Hemp Actually Has Some Chemical Advantages
Ironically, the chemistry of hemp favors papermaking. Wood contains around 20 to 30 percent lignin, the compound that makes pulp stiff and causes paper to yellow over time. Hemp bast fiber contains roughly 3 to 10 percent lignin, depending on the variety and how it’s measured. That lower lignin content means hemp requires less chemical processing to break down into usable pulp. Non-wood fibers like hemp can be pulped with a simpler soda process rather than the harsher methods wood demands.
Hemp bast also contains about 76 percent holocellulose and 51 percent alpha cellulose, both high numbers that indicate strong papermaking potential. In practical terms, this means hemp produces a fiber that’s naturally well-suited for pulp without needing the aggressive bleaching and acid treatments that wood pulp requires.
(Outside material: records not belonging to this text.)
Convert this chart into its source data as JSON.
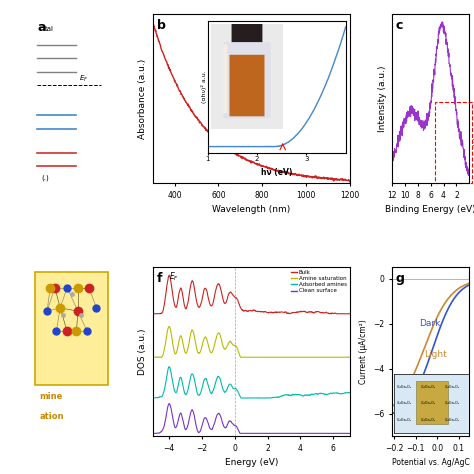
{
  "panel_b": {
    "xlabel": "Wavelength (nm)",
    "ylabel": "Absorbance (a.u.)",
    "line_color": "#cc2222",
    "inset_line_color": "#4488cc"
  },
  "panel_c": {
    "xlabel": "Binding Energy (eV)",
    "ylabel": "Intensity (a.u.)",
    "line_color": "#9933cc"
  },
  "panel_f": {
    "xlabel": "Energy (eV)",
    "ylabel": "DOS (a.u.)",
    "legend": [
      "Bulk",
      "Amine saturation",
      "Adsorbed amines",
      "Clean surface"
    ],
    "line_colors": [
      "#cc2222",
      "#bbbb00",
      "#00bbaa",
      "#7733cc"
    ]
  },
  "panel_g": {
    "xlabel": "Potential vs. Ag/AgC",
    "ylabel": "Current (μA/cm²)",
    "line_colors": [
      "#3355cc",
      "#cc8833"
    ]
  },
  "bg_color": "#ffffff"
}
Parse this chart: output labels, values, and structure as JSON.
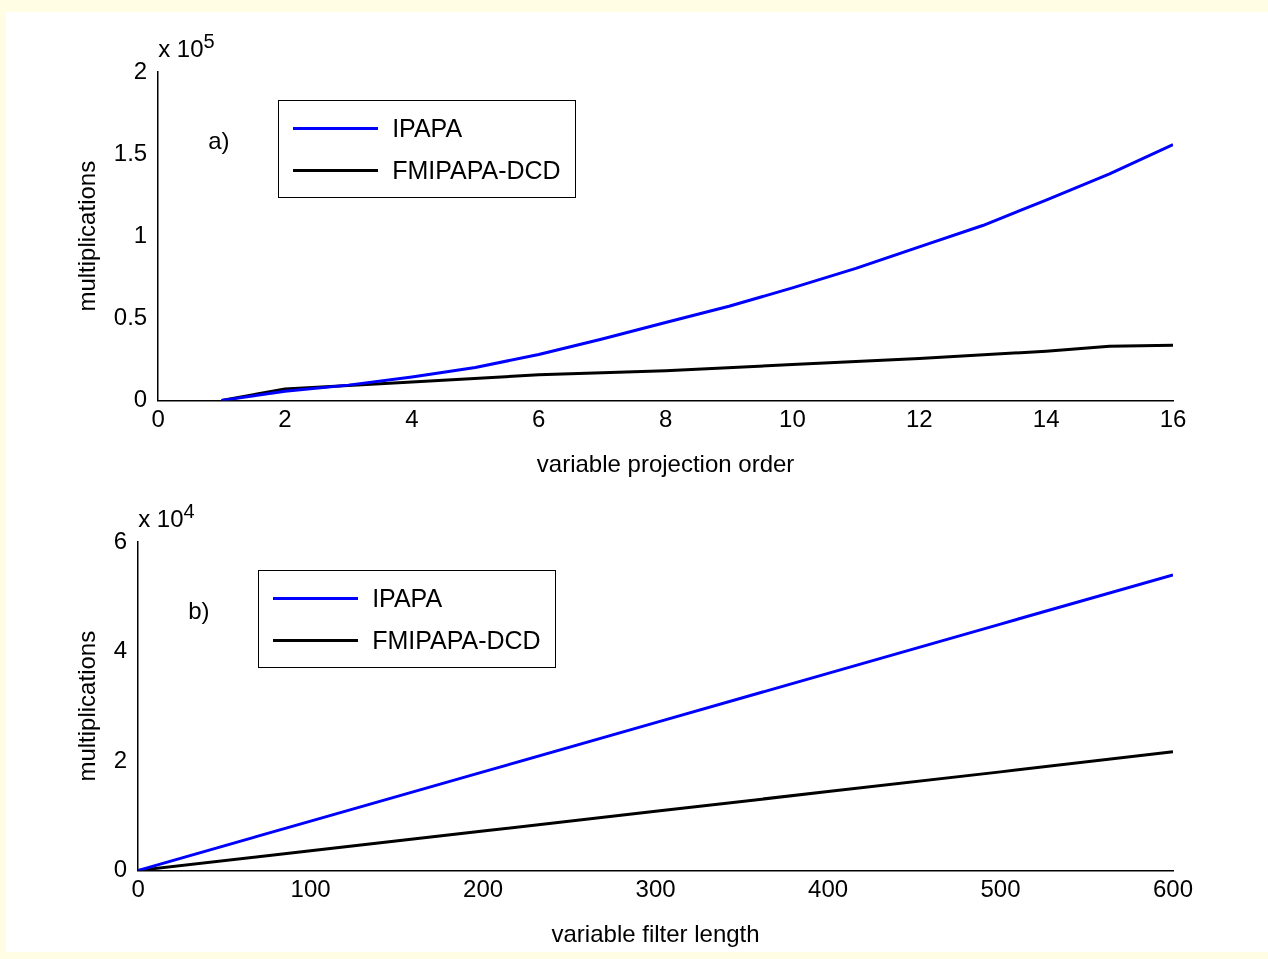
{
  "chart_data": [
    {
      "type": "line",
      "xlabel": "variable projection order",
      "ylabel": "multiplications",
      "annotations": [
        "x 10$^{5}$",
        "a)"
      ],
      "xlim": [
        0,
        16
      ],
      "xticks": [
        0,
        2,
        4,
        6,
        8,
        10,
        12,
        14,
        16
      ],
      "ylim": [
        0,
        2
      ],
      "yticks": [
        0,
        0.5,
        1,
        1.5,
        2
      ],
      "grid": false,
      "legend": "top left",
      "marker": "none",
      "line_style": "solid",
      "series": [
        {
          "name": "IPAPA",
          "color": "#0000ff",
          "x": [
            1,
            2,
            3,
            4,
            5,
            6,
            7,
            8,
            9,
            10,
            11,
            12,
            13,
            14,
            15,
            16
          ],
          "values": [
            0,
            0.056,
            0.093,
            0.143,
            0.2,
            0.28,
            0.374,
            0.474,
            0.573,
            0.685,
            0.804,
            0.935,
            1.065,
            1.22,
            1.38,
            1.558
          ]
        },
        {
          "name": "FMIPAPA-DCD",
          "color": "#000000",
          "x": [
            1,
            2,
            4,
            6,
            8,
            10,
            12,
            14,
            15,
            16
          ],
          "values": [
            0,
            0.069,
            0.112,
            0.156,
            0.18,
            0.218,
            0.255,
            0.3,
            0.33,
            0.336
          ]
        }
      ]
    },
    {
      "type": "line",
      "xlabel": "variable filter length",
      "ylabel": "multiplications",
      "annotations": [
        "x 10$^{4}$",
        "b)"
      ],
      "xlim": [
        0,
        600
      ],
      "xticks": [
        0,
        100,
        200,
        300,
        400,
        500,
        600
      ],
      "ylim": [
        0,
        6
      ],
      "yticks": [
        0,
        2,
        4,
        6
      ],
      "grid": false,
      "legend": "top left",
      "marker": "none",
      "line_style": "solid",
      "series": [
        {
          "name": "IPAPA",
          "color": "#0000ff",
          "x": [
            0,
            100,
            200,
            300,
            400,
            500,
            600
          ],
          "values": [
            0,
            0.9,
            1.8,
            2.7,
            3.6,
            4.5,
            5.4
          ]
        },
        {
          "name": "FMIPAPA-DCD",
          "color": "#000000",
          "x": [
            0,
            100,
            200,
            300,
            400,
            500,
            600
          ],
          "values": [
            0,
            0.36,
            0.72,
            1.08,
            1.44,
            1.8,
            2.17
          ]
        }
      ]
    }
  ]
}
Hemp Paper Lasts Much Longer
Standard wood-pulp paper degrades over time because the acids used in processing gradually eat away at the fibers, causing yellowing, brittleness, and eventual disintegration. Libraries, archives, and publishers work around this by ordering specially manufactured acid-free paper, which costs more. Hemp paper is naturally acid-free and resistant to yellowing and cracking. Historical documents written on hemp paper centuries ago remain in good condition, while wood-pulp paper from the 1800s is often falling apart.
This durability is a genuine advantage, but it matters most for archival and specialty uses. The bulk of paper consumption is packaging, printing, and tissue products, where long-term durability isn’t a priority. The market where hemp paper’s strengths shine brightest is also the smallest.
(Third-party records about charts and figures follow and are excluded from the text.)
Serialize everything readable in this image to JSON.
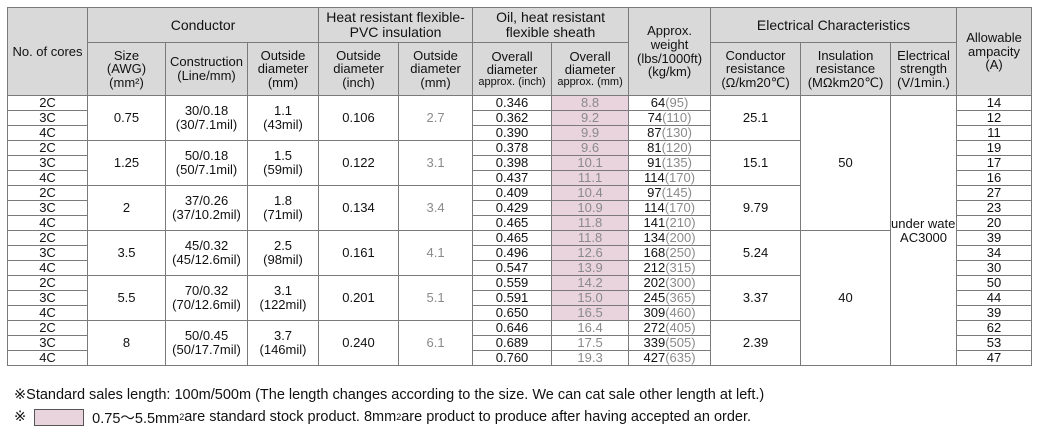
{
  "headers": {
    "cores": "No. of cores",
    "conductor": "Conductor",
    "pvc": "Heat resistant flexible-PVC insulation",
    "sheath": "Oil, heat resistant flexible sheath",
    "weight": "Approx. weight (lbs/1000ft) (kg/km)",
    "electrical": "Electrical Characteristics",
    "ampacity": "Allowable ampacity (A)",
    "size": "Size (AWG) (mm²)",
    "construction": "Construction (Line/mm)",
    "conductor_od": "Outside diameter (mm)",
    "pvc_od_inch": "Outside diameter (inch)",
    "pvc_od_mm": "Outside diameter (mm)",
    "sheath_od_inch": "Overall diameter approx. (inch)",
    "sheath_od_mm": "Overall diameter approx. (mm)",
    "cond_res": "Conductor resistance (Ω/km20℃)",
    "ins_res": "Insulation resistance (MΩkm20℃)",
    "strength": "Electrical strength (V/1min.)"
  },
  "header_lines": {
    "pvc": [
      "Heat resistant flexible-",
      "PVC insulation"
    ],
    "sheath": [
      "Oil, heat resistant",
      "flexible sheath"
    ],
    "weight": [
      "Approx.",
      "weight",
      "(lbs/1000ft)",
      "(kg/km)"
    ],
    "ampacity": [
      "Allowable",
      "ampacity",
      "(A)"
    ],
    "size": [
      "Size",
      "(AWG)",
      "(mm²)"
    ],
    "construction": [
      "Construction",
      "(Line/mm)"
    ],
    "conductor_od": [
      "Outside",
      "diameter",
      "(mm)"
    ],
    "pvc_od_inch": [
      "Outside",
      "diameter",
      "(inch)"
    ],
    "pvc_od_mm": [
      "Outside",
      "diameter",
      "(mm)"
    ],
    "sheath_od_inch": [
      "Overall",
      "diameter",
      "approx. (inch)"
    ],
    "sheath_od_mm": [
      "Overall",
      "diameter",
      "approx. (mm)"
    ],
    "cond_res": [
      "Conductor",
      "resistance",
      "(Ω/km20℃)"
    ],
    "ins_res": [
      "Insulation",
      "resistance",
      "(MΩkm20℃)"
    ],
    "strength": [
      "Electrical",
      "strength",
      "(V/1min.)"
    ]
  },
  "groups": [
    {
      "size": "0.75",
      "construction": [
        "30/0.18",
        "(30/7.1mil)"
      ],
      "conductor_od": [
        "1.1",
        "(43mil)"
      ],
      "pvc_od_inch": "0.106",
      "pvc_od_mm": "2.7",
      "cond_res": "25.1",
      "rows": [
        {
          "cores": "2C",
          "od_inch": "0.346",
          "od_mm": "8.8",
          "w_kg": "64",
          "w_lbs": "(95)",
          "amp": "14"
        },
        {
          "cores": "3C",
          "od_inch": "0.362",
          "od_mm": "9.2",
          "w_kg": "74",
          "w_lbs": "(110)",
          "amp": "12"
        },
        {
          "cores": "4C",
          "od_inch": "0.390",
          "od_mm": "9.9",
          "w_kg": "87",
          "w_lbs": "(130)",
          "amp": "11"
        }
      ]
    },
    {
      "size": "1.25",
      "construction": [
        "50/0.18",
        "(50/7.1mil)"
      ],
      "conductor_od": [
        "1.5",
        "(59mil)"
      ],
      "pvc_od_inch": "0.122",
      "pvc_od_mm": "3.1",
      "cond_res": "15.1",
      "rows": [
        {
          "cores": "2C",
          "od_inch": "0.378",
          "od_mm": "9.6",
          "w_kg": "81",
          "w_lbs": "(120)",
          "amp": "19"
        },
        {
          "cores": "3C",
          "od_inch": "0.398",
          "od_mm": "10.1",
          "w_kg": "91",
          "w_lbs": "(135)",
          "amp": "17"
        },
        {
          "cores": "4C",
          "od_inch": "0.437",
          "od_mm": "11.1",
          "w_kg": "114",
          "w_lbs": "(170)",
          "amp": "16"
        }
      ]
    },
    {
      "size": "2",
      "construction": [
        "37/0.26",
        "(37/10.2mil)"
      ],
      "conductor_od": [
        "1.8",
        "(71mil)"
      ],
      "pvc_od_inch": "0.134",
      "pvc_od_mm": "3.4",
      "cond_res": "9.79",
      "rows": [
        {
          "cores": "2C",
          "od_inch": "0.409",
          "od_mm": "10.4",
          "w_kg": "97",
          "w_lbs": "(145)",
          "amp": "27"
        },
        {
          "cores": "3C",
          "od_inch": "0.429",
          "od_mm": "10.9",
          "w_kg": "114",
          "w_lbs": "(170)",
          "amp": "23"
        },
        {
          "cores": "4C",
          "od_inch": "0.465",
          "od_mm": "11.8",
          "w_kg": "141",
          "w_lbs": "(210)",
          "amp": "20"
        }
      ]
    },
    {
      "size": "3.5",
      "construction": [
        "45/0.32",
        "(45/12.6mil)"
      ],
      "conductor_od": [
        "2.5",
        "(98mil)"
      ],
      "pvc_od_inch": "0.161",
      "pvc_od_mm": "4.1",
      "cond_res": "5.24",
      "rows": [
        {
          "cores": "2C",
          "od_inch": "0.465",
          "od_mm": "11.8",
          "w_kg": "134",
          "w_lbs": "(200)",
          "amp": "39"
        },
        {
          "cores": "3C",
          "od_inch": "0.496",
          "od_mm": "12.6",
          "w_kg": "168",
          "w_lbs": "(250)",
          "amp": "34"
        },
        {
          "cores": "4C",
          "od_inch": "0.547",
          "od_mm": "13.9",
          "w_kg": "212",
          "w_lbs": "(315)",
          "amp": "30"
        }
      ]
    },
    {
      "size": "5.5",
      "construction": [
        "70/0.32",
        "(70/12.6mil)"
      ],
      "conductor_od": [
        "3.1",
        "(122mil)"
      ],
      "pvc_od_inch": "0.201",
      "pvc_od_mm": "5.1",
      "cond_res": "3.37",
      "rows": [
        {
          "cores": "2C",
          "od_inch": "0.559",
          "od_mm": "14.2",
          "w_kg": "202",
          "w_lbs": "(300)",
          "amp": "50"
        },
        {
          "cores": "3C",
          "od_inch": "0.591",
          "od_mm": "15.0",
          "w_kg": "245",
          "w_lbs": "(365)",
          "amp": "44"
        },
        {
          "cores": "4C",
          "od_inch": "0.650",
          "od_mm": "16.5",
          "w_kg": "309",
          "w_lbs": "(460)",
          "amp": "39"
        }
      ]
    },
    {
      "size": "8",
      "construction": [
        "50/0.45",
        "(50/17.7mil)"
      ],
      "conductor_od": [
        "3.7",
        "(146mil)"
      ],
      "pvc_od_inch": "0.240",
      "pvc_od_mm": "6.1",
      "cond_res": "2.39",
      "rows": [
        {
          "cores": "2C",
          "od_inch": "0.646",
          "od_mm": "16.4",
          "w_kg": "272",
          "w_lbs": "(405)",
          "amp": "62"
        },
        {
          "cores": "3C",
          "od_inch": "0.689",
          "od_mm": "17.5",
          "w_kg": "339",
          "w_lbs": "(505)",
          "amp": "53"
        },
        {
          "cores": "4C",
          "od_inch": "0.760",
          "od_mm": "19.3",
          "w_kg": "427",
          "w_lbs": "(635)",
          "amp": "47"
        }
      ]
    }
  ],
  "insulation_resistance": [
    "50",
    "40"
  ],
  "electrical_strength": [
    "under water",
    "AC3000"
  ],
  "notes": {
    "mark": "※",
    "line1": "Standard sales length: 100m/500m (The length changes according to the size. We can cat sale other length at left.)",
    "line2_a": "0.75～5.5mm",
    "line2_sup": "2",
    "line2_b": " are standard stock product. 8mm",
    "line2_sup2": "2",
    "line2_c": " are product to produce after having accepted an order."
  },
  "colors": {
    "header_bg": "#d9d9d9",
    "stock_highlight": "#e9d3dd",
    "muted_text": "#8a8a8a"
  }
}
The Yield Argument Is Real but Complicated
One acre of hemp can produce as much paper as 4 to 10 acres of trees over a 20-year cycle. Hemp grows to harvest in about 120 days, while softwood trees take 20 to 30 years to reach pulping size. Each hectare of industrial hemp also sequesters roughly 3.2 to 3.7 metric tons of carbon dioxide per growing season, based on an estimated harvest of 2.3 metric tons of plant material per hectare.
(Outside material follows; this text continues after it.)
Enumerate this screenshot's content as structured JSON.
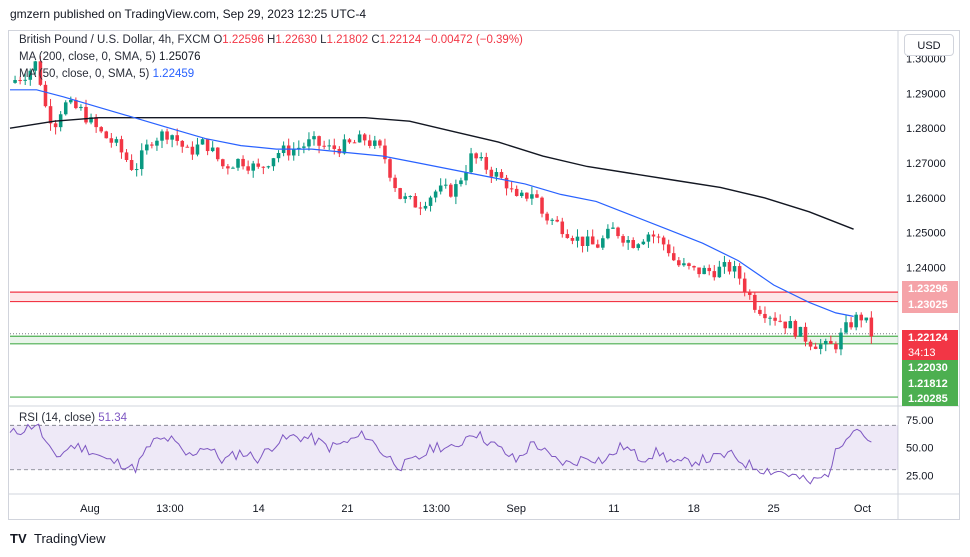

These numbers sound like a clear win for hemp, but they come with context. Tree plantations produce wood continuously across staggered plots, so a well-managed forest operation harvests every year, not once every 20 years. Trees also store carbon in their wood for decades, while hemp’s carbon benefit depends on what happens to the harvested material. If hemp paper ends up in a landfill and decomposes, much of that sequestered carbon returns to the atmosphere. The yield-per-acre comparison is real, but it doesn’t automatically translate into a cheaper or greener product when you factor in the full supply chain.
Cost Is the Bottom Line
Even with its advantages in fiber quality and growing speed, hemp paper currently costs several times more than wood-pulp paper. The reasons stack up: small-scale farming means higher per-unit crop costs, limited processing infrastructure means higher manufacturing costs, and low demand means no economies of scale to bring prices down. It’s a chicken-and-egg problem. Paper mills won’t invest in hemp processing lines without guaranteed cheap supply, and farmers won’t plant thousands of acres of fiber hemp without guaranteed buyers.
Some specialty producers do make hemp paper for art supplies, rolling papers, archival documents, and premium stationery. In those markets, customers accept higher prices for better quality or specific properties. But for everyday printing paper, cardboard, or tissue, the price gap makes hemp a non-starter under current conditions. Until processing technology matures and farming scales up enough to drive costs down, hemp paper will remain a niche product competing against an entrenched, optimized, and very cheap wood-pulp industry.